As the spouse of a state trooper, Tuttle said she felt obligated to support the people who sacrificed so much. Years of witnessing the struggles of soldiers, first responders, and their families inspired her to pursue research that was informed by lived experiences unfamiliar to many in the academic realm.

“If you don't have some lived experience with the population, it's not on people's radar to be interested in it,” Tuttle said. “It's not a universal experience like education or family or childhood. If you’re not connected to first responders, it is hard to find people who want to study that population.”

Tuttle said that though first responders face significant daily challenges, little research has focused on promoting their mental well-being and that of their families.

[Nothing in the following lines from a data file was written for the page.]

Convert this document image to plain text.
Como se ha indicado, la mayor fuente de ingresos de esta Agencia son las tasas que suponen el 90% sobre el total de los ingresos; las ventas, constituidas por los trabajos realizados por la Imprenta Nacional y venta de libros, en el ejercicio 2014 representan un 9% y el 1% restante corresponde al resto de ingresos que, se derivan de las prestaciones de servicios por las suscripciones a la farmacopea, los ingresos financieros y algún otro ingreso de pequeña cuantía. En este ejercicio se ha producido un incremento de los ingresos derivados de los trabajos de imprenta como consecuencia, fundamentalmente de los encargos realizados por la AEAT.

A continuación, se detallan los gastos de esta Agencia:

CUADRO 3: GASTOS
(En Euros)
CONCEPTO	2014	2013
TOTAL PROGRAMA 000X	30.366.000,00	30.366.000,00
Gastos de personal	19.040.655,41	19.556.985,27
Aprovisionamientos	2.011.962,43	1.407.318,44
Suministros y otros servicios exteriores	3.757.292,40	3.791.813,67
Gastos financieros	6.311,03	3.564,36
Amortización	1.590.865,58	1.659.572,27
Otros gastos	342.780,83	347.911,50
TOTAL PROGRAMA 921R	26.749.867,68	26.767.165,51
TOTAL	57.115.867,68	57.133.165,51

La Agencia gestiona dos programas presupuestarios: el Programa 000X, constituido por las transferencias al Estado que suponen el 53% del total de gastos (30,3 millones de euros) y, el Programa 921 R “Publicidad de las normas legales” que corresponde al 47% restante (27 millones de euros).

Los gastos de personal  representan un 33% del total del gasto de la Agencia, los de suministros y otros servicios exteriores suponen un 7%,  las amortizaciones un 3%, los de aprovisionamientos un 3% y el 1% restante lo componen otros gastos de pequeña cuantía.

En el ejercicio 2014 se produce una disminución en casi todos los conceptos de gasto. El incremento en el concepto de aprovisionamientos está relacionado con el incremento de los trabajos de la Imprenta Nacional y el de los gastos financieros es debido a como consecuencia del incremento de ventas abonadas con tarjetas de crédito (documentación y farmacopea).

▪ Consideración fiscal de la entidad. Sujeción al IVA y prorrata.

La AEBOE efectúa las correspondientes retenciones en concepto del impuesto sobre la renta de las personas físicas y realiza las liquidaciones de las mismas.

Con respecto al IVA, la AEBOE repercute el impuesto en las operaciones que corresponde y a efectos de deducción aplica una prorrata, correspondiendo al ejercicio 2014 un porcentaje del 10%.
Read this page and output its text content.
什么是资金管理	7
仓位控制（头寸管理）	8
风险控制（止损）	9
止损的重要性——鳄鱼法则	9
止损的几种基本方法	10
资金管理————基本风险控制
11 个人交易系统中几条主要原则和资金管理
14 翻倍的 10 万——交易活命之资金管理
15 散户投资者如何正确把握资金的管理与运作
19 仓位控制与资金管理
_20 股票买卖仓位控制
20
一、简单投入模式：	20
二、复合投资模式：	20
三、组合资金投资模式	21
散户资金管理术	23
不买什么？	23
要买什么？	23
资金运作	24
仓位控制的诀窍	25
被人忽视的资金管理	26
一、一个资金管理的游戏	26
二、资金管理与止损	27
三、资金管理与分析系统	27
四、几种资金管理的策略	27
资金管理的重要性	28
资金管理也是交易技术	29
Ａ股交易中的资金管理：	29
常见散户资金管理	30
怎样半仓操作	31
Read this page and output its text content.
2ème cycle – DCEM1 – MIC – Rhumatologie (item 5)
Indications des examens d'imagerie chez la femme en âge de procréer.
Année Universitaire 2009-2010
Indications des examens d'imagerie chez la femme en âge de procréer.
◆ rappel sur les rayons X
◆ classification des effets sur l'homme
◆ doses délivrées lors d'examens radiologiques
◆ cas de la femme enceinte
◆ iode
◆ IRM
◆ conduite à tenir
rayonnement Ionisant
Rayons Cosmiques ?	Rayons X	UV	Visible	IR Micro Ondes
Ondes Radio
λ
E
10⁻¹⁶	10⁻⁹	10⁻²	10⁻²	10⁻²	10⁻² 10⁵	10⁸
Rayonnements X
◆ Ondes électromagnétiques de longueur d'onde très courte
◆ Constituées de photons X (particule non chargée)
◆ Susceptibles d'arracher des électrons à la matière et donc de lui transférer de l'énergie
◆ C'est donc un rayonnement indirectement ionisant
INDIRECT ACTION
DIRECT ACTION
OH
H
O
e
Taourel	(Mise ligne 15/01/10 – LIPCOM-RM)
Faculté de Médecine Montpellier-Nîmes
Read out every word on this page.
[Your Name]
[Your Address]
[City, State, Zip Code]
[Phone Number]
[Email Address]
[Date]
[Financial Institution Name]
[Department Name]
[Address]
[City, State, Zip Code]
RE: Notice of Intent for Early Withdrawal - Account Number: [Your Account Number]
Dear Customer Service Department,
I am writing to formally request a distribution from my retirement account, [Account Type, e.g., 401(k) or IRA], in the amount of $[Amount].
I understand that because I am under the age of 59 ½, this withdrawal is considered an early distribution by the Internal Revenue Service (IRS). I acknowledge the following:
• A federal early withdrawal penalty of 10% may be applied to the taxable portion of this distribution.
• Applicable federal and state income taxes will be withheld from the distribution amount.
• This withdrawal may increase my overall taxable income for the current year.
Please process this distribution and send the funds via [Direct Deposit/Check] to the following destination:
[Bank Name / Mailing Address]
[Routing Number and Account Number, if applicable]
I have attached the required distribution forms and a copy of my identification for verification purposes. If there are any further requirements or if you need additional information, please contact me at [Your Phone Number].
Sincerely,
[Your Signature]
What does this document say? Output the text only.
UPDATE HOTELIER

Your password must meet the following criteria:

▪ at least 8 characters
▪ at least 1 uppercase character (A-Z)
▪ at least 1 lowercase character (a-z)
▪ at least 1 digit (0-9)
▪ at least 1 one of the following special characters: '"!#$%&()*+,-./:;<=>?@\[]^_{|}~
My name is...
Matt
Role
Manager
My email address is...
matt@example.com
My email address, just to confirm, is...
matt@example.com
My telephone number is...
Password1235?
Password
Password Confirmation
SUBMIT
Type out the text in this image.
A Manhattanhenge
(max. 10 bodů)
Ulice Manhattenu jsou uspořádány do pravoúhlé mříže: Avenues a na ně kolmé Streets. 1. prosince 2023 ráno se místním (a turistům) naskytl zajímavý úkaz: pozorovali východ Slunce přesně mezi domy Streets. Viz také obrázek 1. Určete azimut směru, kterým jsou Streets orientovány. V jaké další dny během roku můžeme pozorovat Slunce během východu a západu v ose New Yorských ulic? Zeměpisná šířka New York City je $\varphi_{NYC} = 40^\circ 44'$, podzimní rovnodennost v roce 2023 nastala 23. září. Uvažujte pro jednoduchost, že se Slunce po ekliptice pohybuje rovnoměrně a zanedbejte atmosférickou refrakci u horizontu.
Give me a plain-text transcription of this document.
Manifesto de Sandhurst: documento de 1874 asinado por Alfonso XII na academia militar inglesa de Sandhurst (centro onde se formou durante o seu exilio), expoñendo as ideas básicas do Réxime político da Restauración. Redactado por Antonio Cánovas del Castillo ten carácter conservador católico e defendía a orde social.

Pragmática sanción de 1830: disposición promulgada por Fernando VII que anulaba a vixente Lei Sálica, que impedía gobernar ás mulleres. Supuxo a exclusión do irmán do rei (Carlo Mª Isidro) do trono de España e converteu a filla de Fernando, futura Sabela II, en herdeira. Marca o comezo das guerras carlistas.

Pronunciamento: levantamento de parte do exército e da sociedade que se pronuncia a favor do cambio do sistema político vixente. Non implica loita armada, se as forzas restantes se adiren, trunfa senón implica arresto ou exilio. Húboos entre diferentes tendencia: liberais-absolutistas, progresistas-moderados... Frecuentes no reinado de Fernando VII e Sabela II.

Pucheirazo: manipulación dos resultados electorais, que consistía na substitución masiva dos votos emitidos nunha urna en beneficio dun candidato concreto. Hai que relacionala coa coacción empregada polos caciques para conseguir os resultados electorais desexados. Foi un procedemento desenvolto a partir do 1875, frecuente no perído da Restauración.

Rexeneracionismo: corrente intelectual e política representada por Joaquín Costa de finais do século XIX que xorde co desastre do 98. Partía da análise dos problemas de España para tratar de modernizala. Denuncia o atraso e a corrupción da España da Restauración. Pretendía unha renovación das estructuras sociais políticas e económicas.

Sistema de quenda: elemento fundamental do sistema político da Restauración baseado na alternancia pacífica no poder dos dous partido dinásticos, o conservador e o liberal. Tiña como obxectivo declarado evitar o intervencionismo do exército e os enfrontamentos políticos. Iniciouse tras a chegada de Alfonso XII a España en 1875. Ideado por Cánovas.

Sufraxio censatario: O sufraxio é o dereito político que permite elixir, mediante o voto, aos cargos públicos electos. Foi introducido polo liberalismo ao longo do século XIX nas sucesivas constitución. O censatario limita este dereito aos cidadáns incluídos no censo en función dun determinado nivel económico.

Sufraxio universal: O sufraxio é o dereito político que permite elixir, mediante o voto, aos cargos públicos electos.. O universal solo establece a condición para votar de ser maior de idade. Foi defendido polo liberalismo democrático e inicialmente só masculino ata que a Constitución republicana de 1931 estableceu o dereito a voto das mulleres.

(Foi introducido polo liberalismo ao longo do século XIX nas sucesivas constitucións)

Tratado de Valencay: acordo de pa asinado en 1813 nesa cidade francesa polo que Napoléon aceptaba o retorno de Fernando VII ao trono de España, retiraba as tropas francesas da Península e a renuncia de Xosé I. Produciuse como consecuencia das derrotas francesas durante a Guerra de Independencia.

With long, dangerous shifts, unusual schedules and a chaotic lifestyle, Tuttle said more intervention and training was required to ensure first responders do not bring the stress of their jobs home with them in an unhealthy manner.

“First responders are constantly exposed to pretty significant traumas,” Tuttle said. “If they’re not prepared to effectively deal with that, and the family is not prepared to effectively support their first responders, it can impact the family unit, the communication and the emotional climate of the family.” 

Although research on first responders is a relatively new field, Tuttle said the small community is highly collaborative. Tuttle said she was incredibly proud of the partnership she formed with Dr. Jay Dawes, an assistant professor of kinesiology, applied health and recreation, and Dr. Jill Joyce, an associate professor of nutritional sciences. Dawes and Joyce co-direct OSU’s Tactical Fitness and Nutrition Lab, but they have increasingly relied on Tuttle’s expertise on resilience to support the physical, mental and social health of first responders.

Joyce, who is married to an Army veteran, said spouses and family played a significant role in the overall health of first responders. However, there were few resources to prepare first responders and their families for the stress of their jobs. 

“That life is insanely hard for spouses and children,” Joyce said. “Your job gets uprooted, your friend group gets uprooted, and nobody's there to help you when you get to the next base. I see a lot of spouses struggle and it breaks my heart. There's nothing for them.

“We see the influence that family, especially spouses and children, have on the groups that we work with, but there's not a ton of research on that. That’s where Dr. Tuttle comes in. She is an expert on family influences; she makes us a more complete picture.”

This summer, a prep academy training program was piloted in select first responder agencies across Oklahoma to prepare first responder recruits and cadets to thrive in their careers from a holistic wellness and resilience perspective. Joyce said she hopes the program will not only make cadets more successful as they train to become first responders but also prepare families for long-term success, an outcome she said would not be possible without Tuttle’s expertise. 

“We study very different things,” Tuttle said. “But we're interested in the same population and ultimately the same goal of wellness for first responders. It's a nice point of intersection in multidisciplinary work.”

Tuttle said these intersections between disciplines, experiences and communities are what make her work so powerful, and she’s thankful to be able to collaborate with other passionate community members and address the issues that troubled her when she was young.

“There were things about adverse childhood experiences and family dynamics we didn’t understand 20 years ago,” Tuttle said. “We just had an issue and wanted to understand it and to do something about it. So that's what I'm doing.”